Из распахнутой двери, из теми избяной пахнуло таким смрадом, что Афонька отскочил назад. Оба казака, стоявшие за его спиной, тоже отпрянули, зажали носы, — вонь какая!

— Мертвечиной несет, — сказал Афонька и, зажимая рукавицей нос, вошел в зимовье. Годовальщики остались подле избы. Один из них взял кол, который около двери валялся, и выбил из оконца ставень. В избе, в смутном свете, проникавшем из распахнутой двери и оконца, Афонька увидел три тела.

Один из лежавших был Роман Яковлев. Афонька признал его по опояске, на которой тускло поблескивали медные басмы. Роман лежал в углу, лицом вниз, на мешке. Мешок был черен от засохшей крови. Двое других лежали навзничь у стола.

В спине у Романа Яковлева и у тех двух в груди и в боках торчали стрелы.

Нагнувшись над убитыми, Афонька опознал Ждана, другим был казак-годовальщик из Канского острожка, из пешей сотни Тюменцева, Ефимка.

Все трое почернели, вспухли. А побиты были, видно, перед отходом. Одеты в дорожное, пожиток весь увязан. Роман, видать, нагнулся, чтобы мешок взять.
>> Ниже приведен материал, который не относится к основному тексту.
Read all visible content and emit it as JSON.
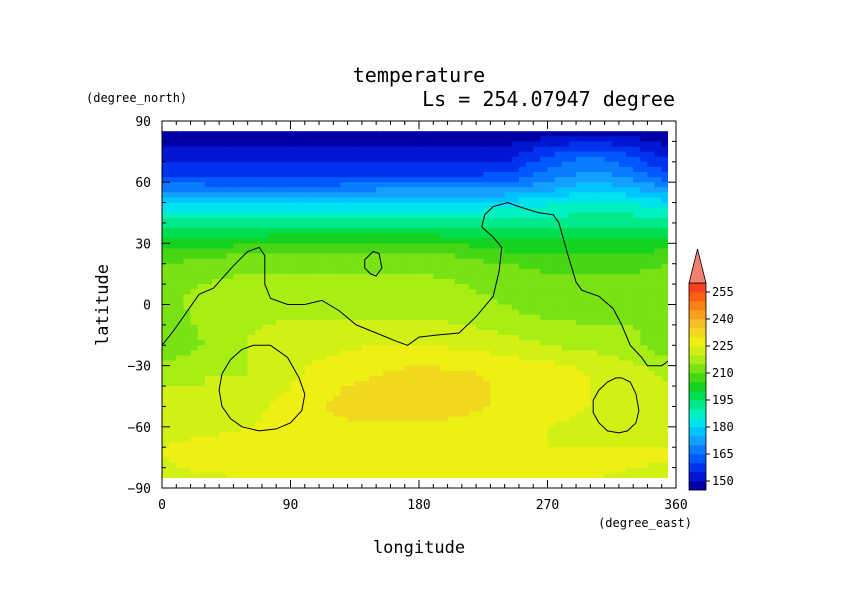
{
  "chart_data": {
    "type": "heatmap",
    "title": "temperature",
    "subtitle": "Ls = 254.07947 degree",
    "xlabel": "longitude",
    "ylabel": "latitude",
    "x_unit": "(degree_east)",
    "y_unit": "(degree_north)",
    "xlim": [
      0,
      360
    ],
    "ylim": [
      -90,
      90
    ],
    "x_ticks": [
      "0",
      "90",
      "180",
      "270",
      "360"
    ],
    "y_ticks": [
      "90",
      "60",
      "30",
      "0",
      "−30",
      "−60",
      "−90"
    ],
    "x_tick_values": [
      0,
      90,
      180,
      270,
      360
    ],
    "y_tick_values": [
      90,
      60,
      30,
      0,
      -30,
      -60,
      -90
    ],
    "colorbar": {
      "levels": [
        145,
        150,
        155,
        160,
        165,
        170,
        175,
        180,
        185,
        190,
        195,
        200,
        205,
        210,
        215,
        220,
        225,
        230,
        235,
        240,
        245,
        250,
        255,
        260
      ],
      "colors": [
        "#0000a6",
        "#0016d0",
        "#0032f0",
        "#0058ff",
        "#0a7cff",
        "#14a0ff",
        "#00c4ff",
        "#00e2ee",
        "#00f0c0",
        "#00ea8c",
        "#00de50",
        "#14d21e",
        "#46d614",
        "#78e214",
        "#a8ee14",
        "#d2f014",
        "#eef014",
        "#f0d81e",
        "#f8be2a",
        "#f8a01e",
        "#f88014",
        "#f86014",
        "#f8401e",
        "#e8141e"
      ],
      "labels": [
        "150",
        "165",
        "180",
        "195",
        "210",
        "225",
        "240",
        "255"
      ],
      "label_values": [
        150,
        165,
        180,
        195,
        210,
        225,
        240,
        255
      ]
    },
    "field": {
      "lat": [
        85,
        80,
        75,
        70,
        65,
        60,
        55,
        50,
        45,
        40,
        35,
        30,
        25,
        20,
        15,
        10,
        5,
        0,
        -5,
        -10,
        -15,
        -20,
        -25,
        -30,
        -35,
        -40,
        -45,
        -50,
        -55,
        -60,
        -65,
        -70,
        -75,
        -80,
        -85
      ],
      "lon": [
        0,
        30,
        60,
        90,
        120,
        150,
        180,
        210,
        240,
        270,
        300,
        330,
        360
      ],
      "values": [
        [
          145,
          145,
          145,
          145,
          145,
          145,
          145,
          145,
          145,
          145,
          145,
          145,
          145
        ],
        [
          148,
          148,
          148,
          148,
          148,
          148,
          148,
          148,
          148,
          152,
          155,
          152,
          148
        ],
        [
          151,
          151,
          151,
          151,
          151,
          151,
          151,
          151,
          152,
          158,
          162,
          158,
          151
        ],
        [
          154,
          154,
          154,
          154,
          154,
          154,
          154,
          154,
          155,
          162,
          168,
          162,
          155
        ],
        [
          158,
          158,
          158,
          158,
          158,
          158,
          158,
          158,
          159,
          166,
          171,
          166,
          158
        ],
        [
          164,
          163,
          162,
          162,
          163,
          164,
          164,
          164,
          165,
          170,
          175,
          172,
          164
        ],
        [
          172,
          171,
          170,
          170,
          170,
          172,
          172,
          172,
          173,
          176,
          180,
          178,
          172
        ],
        [
          180,
          180,
          179,
          179,
          179,
          180,
          180,
          180,
          181,
          184,
          186,
          185,
          180
        ],
        [
          186,
          186,
          186,
          186,
          186,
          186,
          186,
          186,
          187,
          188,
          190,
          189,
          186
        ],
        [
          192,
          192,
          192,
          193,
          193,
          193,
          193,
          192,
          192,
          193,
          194,
          193,
          192
        ],
        [
          198,
          198,
          198,
          199,
          199,
          199,
          199,
          198,
          197,
          197,
          198,
          197,
          198
        ],
        [
          203,
          203,
          204,
          205,
          205,
          205,
          205,
          204,
          202,
          201,
          202,
          201,
          203
        ],
        [
          207,
          208,
          210,
          210,
          210,
          210,
          210,
          209,
          206,
          205,
          206,
          205,
          207
        ],
        [
          210,
          212,
          213,
          213,
          213,
          213,
          213,
          212,
          210,
          208,
          209,
          208,
          210
        ],
        [
          212,
          214,
          215,
          215,
          215,
          215,
          215,
          214,
          212,
          210,
          210,
          210,
          212
        ],
        [
          213,
          215,
          216,
          216,
          216,
          216,
          216,
          215,
          213,
          211,
          211,
          211,
          213
        ],
        [
          214,
          216,
          217,
          217,
          217,
          217,
          217,
          216,
          214,
          212,
          212,
          212,
          214
        ],
        [
          214,
          216,
          218,
          218,
          218,
          218,
          218,
          217,
          215,
          213,
          213,
          213,
          214
        ],
        [
          213,
          216,
          219,
          219,
          219,
          219,
          219,
          218,
          216,
          214,
          214,
          214,
          213
        ],
        [
          212,
          216,
          219,
          221,
          222,
          222,
          222,
          220,
          218,
          216,
          215,
          215,
          212
        ],
        [
          211,
          216,
          220,
          222,
          223,
          223,
          223,
          222,
          220,
          218,
          217,
          216,
          211
        ],
        [
          210,
          215,
          220,
          223,
          224,
          225,
          225,
          224,
          222,
          220,
          218,
          216,
          210
        ],
        [
          213,
          217,
          220,
          223,
          225,
          226,
          227,
          227,
          225,
          223,
          221,
          218,
          213
        ],
        [
          217,
          219,
          220,
          224,
          227,
          229,
          230,
          229,
          228,
          226,
          224,
          221,
          217
        ],
        [
          219,
          220,
          220,
          224,
          228,
          230,
          232,
          231,
          229,
          227,
          225,
          222,
          219
        ],
        [
          220,
          220,
          221,
          225,
          229,
          232,
          234,
          232,
          229,
          227,
          225,
          222,
          220
        ],
        [
          221,
          221,
          222,
          226,
          230,
          233,
          235,
          232,
          229,
          227,
          225,
          222,
          221
        ],
        [
          221,
          221,
          223,
          227,
          231,
          234,
          235,
          232,
          229,
          227,
          225,
          222,
          221
        ],
        [
          222,
          222,
          224,
          227,
          230,
          232,
          232,
          230,
          228,
          226,
          224,
          222,
          222
        ],
        [
          223,
          223,
          225,
          227,
          228,
          229,
          229,
          228,
          227,
          225,
          224,
          223,
          223
        ],
        [
          224,
          225,
          226,
          227,
          227,
          227,
          227,
          227,
          226,
          225,
          224,
          224,
          224
        ],
        [
          225,
          226,
          227,
          227,
          227,
          227,
          227,
          227,
          226,
          225,
          225,
          225,
          225
        ],
        [
          225,
          227,
          227,
          227,
          227,
          227,
          227,
          227,
          227,
          226,
          226,
          226,
          225
        ],
        [
          224,
          226,
          227,
          227,
          227,
          227,
          227,
          227,
          227,
          226,
          226,
          225,
          224
        ],
        [
          223,
          224,
          225,
          225,
          225,
          225,
          225,
          225,
          225,
          225,
          225,
          224,
          223
        ]
      ]
    },
    "topography_contours": [
      {
        "lon": [
          0,
          8,
          18,
          26,
          36,
          50,
          60,
          68,
          72,
          72,
          76,
          88,
          100,
          112,
          124,
          136,
          150,
          164,
          172,
          180,
          192,
          208,
          220,
          232,
          236,
          238,
          232,
          224,
          226,
          232,
          242,
          250,
          264,
          274,
          278,
          284,
          290,
          294,
          306,
          316,
          322,
          328,
          336,
          340,
          350,
          356,
          360
        ],
        "lat": [
          -20,
          -13,
          -3,
          5,
          8,
          19,
          26,
          28,
          24,
          10,
          3,
          0,
          0,
          2,
          -3,
          -10,
          -14,
          -18,
          -20,
          -16,
          -15,
          -14,
          -6,
          4,
          16,
          28,
          33,
          38,
          44,
          48,
          50,
          48,
          45,
          44,
          40,
          25,
          11,
          7,
          4,
          -2,
          -10,
          -20,
          -26,
          -30,
          -30,
          -27,
          -20
        ]
      },
      {
        "lon": [
          142,
          148,
          152,
          154,
          150,
          146,
          142,
          142
        ],
        "lat": [
          22,
          26,
          25,
          18,
          14,
          15,
          18,
          22
        ]
      },
      {
        "lon": [
          76,
          88,
          96,
          100,
          98,
          90,
          80,
          68,
          56,
          48,
          42,
          40,
          42,
          48,
          56,
          64,
          72,
          76
        ],
        "lat": [
          -20,
          -26,
          -36,
          -44,
          -52,
          -58,
          -61,
          -62,
          -60,
          -56,
          -50,
          -42,
          -34,
          -27,
          -22,
          -20,
          -20,
          -20
        ]
      },
      {
        "lon": [
          322,
          328,
          332,
          334,
          332,
          326,
          320,
          312,
          306,
          302,
          302,
          306,
          312,
          318,
          322
        ],
        "lat": [
          -36,
          -38,
          -44,
          -52,
          -58,
          -62,
          -63,
          -62,
          -58,
          -53,
          -47,
          -42,
          -38,
          -36,
          -36
        ]
      }
    ]
  }
}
В мешке лежали соболиные шкурки, — ясак, собранный Романом. Это Афонька разглядел, когда отволок тело Романово в сторону. Шкурки, почитай, все были попорчены кровью и сырью. Из вещей ничего не было взято. Они так и лежали на местах, пылью покрытые. Но оружия — пищалей да сабель — не было.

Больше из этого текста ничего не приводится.